L’exposition « Les Magnifiques » rend hommage aux chercheurs sur le cancer. Elle a fait étape fin octobre, à Cap Sciences et a éveillé la curiosité : chercheurs, cliniciens et patients voguent vers l’espoir, celui de guérir le cancer, tous les cancers. La prévention est la première étape, elle est essentielle, même si elle est trop souvent négligée.

L’exposition « Les Magnifiques » conçue par la Fondation de l’ARC a été réalisée en partenariat avec la Cité des Sciences et de l’Industrie à Paris où elle a été présentée deux fois avant de partir en itinérance en France. Bordeaux a été la première étape.
La cancérologie est plus que jamais un enjeu de santé publique et de société : 4 millions de personnes en France sont directement touchées par la maladie et ce chiffre grimpe à 10 millions en comptant les aidants.
A la fin du siècle dernier, 30 % des cancers étaient guéris. En 2014, la moitié des cancers l’étaient et aujourd’hui, 60 % le sont. L’objectif est d’atteindre très rapidement les deux tiers de cancers guéris indique Dominique Bazy, président de la Fondation ARC . Cet espoir est largement partagé.
Espoir dans la prévention qui se réinvente
La prévention primaire consiste à agir sur les facteurs de risques d’apparition d’un cancer. En 2023 le nombre total de nouveaux cas de cancer est estimé à 433 000 dont 57 % chez l’homme. Ce nombre a doublé depuis 1990.
Il est bon de savoir que 40 % de ces cancers seraient évitables en limitant l’exposition à certains facteurs de risque bien identifiés : la consommation de tabac et d’alcool, l’exposition au soleil. Au contraire, une bonne hygiène de vie protège : une alimentation saine privilégiant le régime méditerranéen plutôt que les produits ultra transformés par l’industrie agro-alimentaire, une activité physique pratiquée une demi-heure par jour, sont des recommandations maintenant bien connues et popularisées.


L’environnement professionnel et quotidien est de plus en plus analysé : les particules fines en milieu urbain ou les pesticides en milieu rural sont particulièrement néfastes. Toutes les politiques visant à lutter contre la pollution de l’air, de l’eau ou des sols sont sources d’espoir !
La prévention, pas assez ciblée



Et pourtant de grands efforts sont faits pour la prévention : à l’école, dispensée par les enseignants de SVT dès la 5ème au chapitre « Le corps et la santé », dans les fictions ou documentaires, de plus en plus nombreux, avec les artistes : dans les galeries, les musées et sur les murs du « Street Art ».
Quand elle existe, la vaccination est fortement conseillée. : que ce soit contre l’hépatite B ou contre le papillomavirus.
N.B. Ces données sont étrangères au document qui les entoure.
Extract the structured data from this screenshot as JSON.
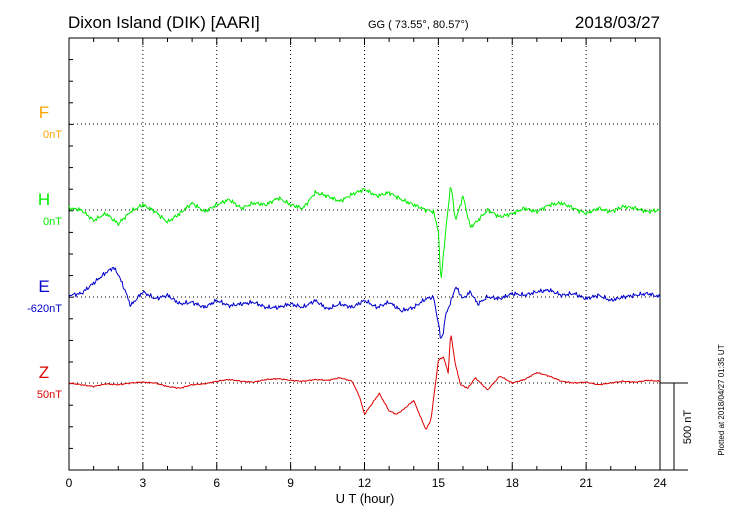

L’exposition s’adresse aux jeunes et à leurs parents sous forme humoristique, pour mieux informer sur la transmission du virus et ses conséquences, qui est responsable de 5 % des cancers.
« On n’empêchera pas le HPV de papillonner. La seule solution, c’est de se faire vacciner ! »
La prévention individualisée est une piste à privilégier. La Dr Suzette Delaloge expérimente à Gustave Roussy (Villejuif) le programme « Interception ». Un questionnaire précis pour les personnes jugées à risque est complété par leur médecin traitant en prenant en compte l’hérédité. Ces personnes sont invitées ensuite à une journée « Interception », pour des rencontres dans différents ateliers. Un moment participatif, ludique et jamais culpabilisant.
Mais la prévention ne peut pas tout :
Quand vous cuisinez des aliments labellisés « bio », quand vous filtrez l’eau du robinet, quand vous cultivez vos légumes dans le respect de l’agroécologie, quand vous marchez quotidiennement et pratiquez l’aquagym 2 fois par semaine, vous vous dites que vous cochez toutes les bonnes cases… à l’exception peut-être de situations de stress ou de chocs psychologiques… mais y a-t-il véritablement un lien ? Votre oncologue qui vient de vous diagnostiquer un cancer peut vous dire à juste titre et avec la plus extrême bienveillance : « C’est la faute à pas de chance ». Après avoir encaissé « l’uppercut » de l’annonce de cette nouvelle bouleversante et avoir repris vos esprits et votre lucidité, la fatalité domptée, vous vous en remettez aux progrès scientifiques et médicaux, ils sont constants et immenses : Espoir dans les soins et les traitements, espoir dans la recherche.